Basically they suck everything up and crunch it in massive fields full of servers. Now they will be looking to extract more data. They’ll be getting data from any place, legitimate or not. They’ll scrape private documents, social media, anything they can get their hands on. But it will just keep growing as long as we let them. They’ll tap into our cameras, our devices, into the billions of computers embedded in cars and cappuccino machines, into location data from phones and heart rates from smartwatches. Anything they can. Increasingly, people are hooking their brains directly to computers; have no doubt, they’ll scrape your brain waves right out of your skull if they can.
There are laws against this kind of thing, but they were created in another time with another set of technologies. While details vary per jurisdiction, the general assumption so far has been that use of data for training models is not subject to the normal copyright restrictions. This means that, for example, the copyrighted work of an artist can be scraped up in an AI, which will then output images that to a normal human eye are indistinguishable for a work in the style of that artist. But not only would the artist have no legal recourse, they themselves would be subject to any legal restrictions regarding the generated image (although the scope of that is also contested). Creative artists and authors are begging for AI regulation to protect their livelihood.
One implication of all this is that the basis of large models is on legally very fragile ground. If it is ruled that their usage is in fact illegal, their models will have to be shut down. This is no idle speculation; the New York Times is currently taking OpenAI to court with the aim:
Ordering destruction under 17 U.S.C. § 503(b) of all GPT or other LLM models and training sets that incorporate Times Works
Meanwhile, AI firm Anthropic is being sued by music publishers with the request that they destroy all infringing copies of works, which would entail destroying the model itself.
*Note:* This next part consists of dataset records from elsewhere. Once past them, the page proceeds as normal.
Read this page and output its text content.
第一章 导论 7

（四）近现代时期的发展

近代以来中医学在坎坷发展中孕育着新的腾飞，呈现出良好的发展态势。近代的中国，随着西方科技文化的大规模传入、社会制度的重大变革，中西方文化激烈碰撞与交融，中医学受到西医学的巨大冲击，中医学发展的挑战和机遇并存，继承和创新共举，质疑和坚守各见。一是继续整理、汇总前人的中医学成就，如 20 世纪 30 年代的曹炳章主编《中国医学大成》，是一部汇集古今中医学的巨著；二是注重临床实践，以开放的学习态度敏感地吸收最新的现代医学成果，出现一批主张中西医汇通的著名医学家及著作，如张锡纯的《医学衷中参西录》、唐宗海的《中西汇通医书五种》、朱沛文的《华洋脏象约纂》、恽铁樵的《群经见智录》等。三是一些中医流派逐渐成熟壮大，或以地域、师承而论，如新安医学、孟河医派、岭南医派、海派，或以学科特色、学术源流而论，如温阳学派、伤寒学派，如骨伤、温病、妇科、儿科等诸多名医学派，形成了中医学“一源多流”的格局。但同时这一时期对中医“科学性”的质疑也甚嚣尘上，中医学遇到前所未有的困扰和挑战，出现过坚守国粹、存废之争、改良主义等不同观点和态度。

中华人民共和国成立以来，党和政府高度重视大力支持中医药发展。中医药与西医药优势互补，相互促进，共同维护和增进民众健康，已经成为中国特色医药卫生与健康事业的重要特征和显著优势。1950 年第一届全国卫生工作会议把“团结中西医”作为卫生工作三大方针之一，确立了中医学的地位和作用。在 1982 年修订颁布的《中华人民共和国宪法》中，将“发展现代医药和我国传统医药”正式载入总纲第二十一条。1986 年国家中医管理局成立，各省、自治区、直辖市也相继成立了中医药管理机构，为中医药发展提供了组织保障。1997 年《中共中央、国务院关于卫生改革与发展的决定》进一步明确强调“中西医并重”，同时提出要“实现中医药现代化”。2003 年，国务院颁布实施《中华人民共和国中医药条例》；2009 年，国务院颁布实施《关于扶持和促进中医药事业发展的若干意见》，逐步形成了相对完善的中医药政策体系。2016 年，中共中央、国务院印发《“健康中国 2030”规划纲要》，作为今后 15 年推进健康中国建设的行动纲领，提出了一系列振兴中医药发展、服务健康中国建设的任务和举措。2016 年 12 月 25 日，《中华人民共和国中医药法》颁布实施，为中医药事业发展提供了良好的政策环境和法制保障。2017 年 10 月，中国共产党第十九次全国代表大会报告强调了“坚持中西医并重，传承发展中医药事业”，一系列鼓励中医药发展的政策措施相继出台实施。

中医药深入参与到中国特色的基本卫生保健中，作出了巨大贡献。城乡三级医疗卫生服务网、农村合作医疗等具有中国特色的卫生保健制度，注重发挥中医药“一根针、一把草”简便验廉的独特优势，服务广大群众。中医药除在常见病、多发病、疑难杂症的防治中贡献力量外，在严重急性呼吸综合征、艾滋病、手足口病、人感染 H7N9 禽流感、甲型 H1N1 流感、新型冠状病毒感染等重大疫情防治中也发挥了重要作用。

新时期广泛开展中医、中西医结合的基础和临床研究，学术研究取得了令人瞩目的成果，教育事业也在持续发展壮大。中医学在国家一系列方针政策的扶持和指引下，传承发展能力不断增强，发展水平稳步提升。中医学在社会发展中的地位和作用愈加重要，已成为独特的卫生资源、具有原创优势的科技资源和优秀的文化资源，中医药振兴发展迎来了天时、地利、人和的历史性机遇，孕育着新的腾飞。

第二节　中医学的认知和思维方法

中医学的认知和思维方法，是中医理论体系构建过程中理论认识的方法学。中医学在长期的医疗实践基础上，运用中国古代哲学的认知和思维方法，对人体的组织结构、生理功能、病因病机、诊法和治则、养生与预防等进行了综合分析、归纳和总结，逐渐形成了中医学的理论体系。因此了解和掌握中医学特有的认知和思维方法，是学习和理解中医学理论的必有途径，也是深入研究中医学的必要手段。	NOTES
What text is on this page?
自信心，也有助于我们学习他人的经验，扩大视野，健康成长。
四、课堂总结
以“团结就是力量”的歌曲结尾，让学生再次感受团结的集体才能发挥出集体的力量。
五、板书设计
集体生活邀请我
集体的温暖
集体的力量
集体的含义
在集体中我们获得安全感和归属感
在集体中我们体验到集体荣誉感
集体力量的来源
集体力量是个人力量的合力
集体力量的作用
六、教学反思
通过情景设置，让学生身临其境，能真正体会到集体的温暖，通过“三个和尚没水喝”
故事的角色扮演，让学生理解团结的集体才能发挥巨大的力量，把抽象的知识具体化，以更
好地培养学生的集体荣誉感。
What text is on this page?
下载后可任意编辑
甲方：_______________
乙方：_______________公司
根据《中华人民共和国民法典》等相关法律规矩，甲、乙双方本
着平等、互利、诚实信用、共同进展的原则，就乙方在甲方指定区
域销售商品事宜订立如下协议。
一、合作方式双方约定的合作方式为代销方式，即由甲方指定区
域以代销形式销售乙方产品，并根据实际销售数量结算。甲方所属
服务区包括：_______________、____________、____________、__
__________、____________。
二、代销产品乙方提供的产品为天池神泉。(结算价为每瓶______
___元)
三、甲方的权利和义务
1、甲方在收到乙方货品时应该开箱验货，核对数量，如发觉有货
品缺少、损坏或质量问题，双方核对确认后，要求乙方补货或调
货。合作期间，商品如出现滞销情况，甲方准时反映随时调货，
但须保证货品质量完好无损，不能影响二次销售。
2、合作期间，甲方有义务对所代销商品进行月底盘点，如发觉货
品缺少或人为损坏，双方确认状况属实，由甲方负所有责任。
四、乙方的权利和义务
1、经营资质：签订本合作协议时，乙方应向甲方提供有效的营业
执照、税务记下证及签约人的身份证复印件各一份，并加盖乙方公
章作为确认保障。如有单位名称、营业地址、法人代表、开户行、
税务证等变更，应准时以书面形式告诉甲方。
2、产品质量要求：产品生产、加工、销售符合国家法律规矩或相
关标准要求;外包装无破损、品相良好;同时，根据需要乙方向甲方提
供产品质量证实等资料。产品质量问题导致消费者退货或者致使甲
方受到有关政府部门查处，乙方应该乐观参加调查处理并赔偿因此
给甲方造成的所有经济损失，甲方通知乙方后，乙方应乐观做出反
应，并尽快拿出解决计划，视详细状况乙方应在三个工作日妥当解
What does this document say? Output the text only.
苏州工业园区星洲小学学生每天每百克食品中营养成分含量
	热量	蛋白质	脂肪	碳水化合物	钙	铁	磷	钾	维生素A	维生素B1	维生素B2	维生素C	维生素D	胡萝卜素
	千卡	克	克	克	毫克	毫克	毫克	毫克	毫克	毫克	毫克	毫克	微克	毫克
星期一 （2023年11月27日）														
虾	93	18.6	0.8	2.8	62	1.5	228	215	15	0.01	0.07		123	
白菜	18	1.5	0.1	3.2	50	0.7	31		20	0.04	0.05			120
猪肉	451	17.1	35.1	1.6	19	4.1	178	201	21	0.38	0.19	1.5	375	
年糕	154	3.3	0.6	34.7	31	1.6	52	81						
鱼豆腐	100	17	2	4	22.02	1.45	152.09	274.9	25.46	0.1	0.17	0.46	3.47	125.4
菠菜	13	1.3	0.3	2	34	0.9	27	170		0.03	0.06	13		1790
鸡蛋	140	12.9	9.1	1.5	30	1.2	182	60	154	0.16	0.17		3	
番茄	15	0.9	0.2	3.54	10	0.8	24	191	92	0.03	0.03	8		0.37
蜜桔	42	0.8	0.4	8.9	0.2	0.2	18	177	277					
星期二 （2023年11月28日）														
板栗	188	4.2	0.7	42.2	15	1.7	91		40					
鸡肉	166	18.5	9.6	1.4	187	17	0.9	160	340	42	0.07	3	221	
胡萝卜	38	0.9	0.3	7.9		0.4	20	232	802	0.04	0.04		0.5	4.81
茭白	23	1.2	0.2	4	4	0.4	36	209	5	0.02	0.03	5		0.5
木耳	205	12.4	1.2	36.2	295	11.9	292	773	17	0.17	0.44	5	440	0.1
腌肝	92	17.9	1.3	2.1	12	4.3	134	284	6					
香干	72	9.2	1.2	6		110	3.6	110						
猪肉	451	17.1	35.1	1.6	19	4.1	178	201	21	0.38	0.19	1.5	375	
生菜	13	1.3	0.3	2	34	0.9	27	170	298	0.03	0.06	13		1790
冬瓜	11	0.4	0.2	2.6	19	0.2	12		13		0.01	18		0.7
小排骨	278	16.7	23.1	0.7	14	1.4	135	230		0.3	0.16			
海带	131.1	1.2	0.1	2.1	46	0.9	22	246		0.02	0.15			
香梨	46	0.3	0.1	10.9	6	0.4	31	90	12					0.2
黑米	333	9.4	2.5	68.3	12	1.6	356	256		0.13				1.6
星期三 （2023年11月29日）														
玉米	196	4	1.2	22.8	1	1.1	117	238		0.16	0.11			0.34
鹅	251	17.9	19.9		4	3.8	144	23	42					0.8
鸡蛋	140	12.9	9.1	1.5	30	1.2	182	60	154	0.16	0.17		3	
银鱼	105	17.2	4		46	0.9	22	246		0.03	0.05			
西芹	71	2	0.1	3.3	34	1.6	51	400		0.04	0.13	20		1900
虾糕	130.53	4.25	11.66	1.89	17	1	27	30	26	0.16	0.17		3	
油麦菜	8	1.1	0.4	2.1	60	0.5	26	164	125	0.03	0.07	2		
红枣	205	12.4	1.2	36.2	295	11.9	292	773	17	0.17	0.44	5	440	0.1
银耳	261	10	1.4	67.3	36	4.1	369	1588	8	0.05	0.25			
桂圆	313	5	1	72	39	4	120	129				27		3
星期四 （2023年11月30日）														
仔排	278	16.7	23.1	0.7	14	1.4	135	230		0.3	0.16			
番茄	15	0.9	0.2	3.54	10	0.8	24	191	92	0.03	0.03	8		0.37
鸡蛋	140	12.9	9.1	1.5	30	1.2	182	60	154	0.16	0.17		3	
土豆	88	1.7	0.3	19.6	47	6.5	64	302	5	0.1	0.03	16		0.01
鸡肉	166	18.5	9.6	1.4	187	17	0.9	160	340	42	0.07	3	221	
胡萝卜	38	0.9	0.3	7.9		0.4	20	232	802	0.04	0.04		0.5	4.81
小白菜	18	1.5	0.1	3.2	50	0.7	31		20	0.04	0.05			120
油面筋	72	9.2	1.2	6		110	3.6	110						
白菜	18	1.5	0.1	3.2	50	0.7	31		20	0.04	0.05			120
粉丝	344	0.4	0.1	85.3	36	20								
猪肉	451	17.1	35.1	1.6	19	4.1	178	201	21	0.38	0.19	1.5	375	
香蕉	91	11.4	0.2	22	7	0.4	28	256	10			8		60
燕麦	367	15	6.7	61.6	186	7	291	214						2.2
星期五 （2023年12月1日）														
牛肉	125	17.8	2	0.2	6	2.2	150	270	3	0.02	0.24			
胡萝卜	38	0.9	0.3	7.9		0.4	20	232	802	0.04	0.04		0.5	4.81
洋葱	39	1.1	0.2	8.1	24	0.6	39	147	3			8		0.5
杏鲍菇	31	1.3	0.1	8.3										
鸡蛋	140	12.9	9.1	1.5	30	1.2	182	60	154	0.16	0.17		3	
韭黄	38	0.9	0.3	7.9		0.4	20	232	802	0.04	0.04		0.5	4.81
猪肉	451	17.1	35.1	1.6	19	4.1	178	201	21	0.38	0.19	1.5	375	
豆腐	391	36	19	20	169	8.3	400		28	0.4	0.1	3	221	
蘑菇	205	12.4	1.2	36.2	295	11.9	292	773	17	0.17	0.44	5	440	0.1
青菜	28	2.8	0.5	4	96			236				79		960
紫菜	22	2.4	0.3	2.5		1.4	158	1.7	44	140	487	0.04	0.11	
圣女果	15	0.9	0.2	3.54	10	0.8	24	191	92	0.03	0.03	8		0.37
The key to this is that any legal challenge must be weighed against the pro-AI momentum; once it is embedded too deeply in too many things there will be no going back. And that, of course, is their strategy.
They want you to think AI will make your job easier. But the reason your job is hard is not because of the tech. It’s because you’re working in a system that does not value you as a person, but only in how much money they can extract from you. No matter how hard you work, how efficient you are, they will keep pushing until they extract as much as they can. And when you’ve given everything you’ve got until you can give no more, they’ll replace you with a machine. AI is not the cause of this problem, but it is a great way to accelerate it.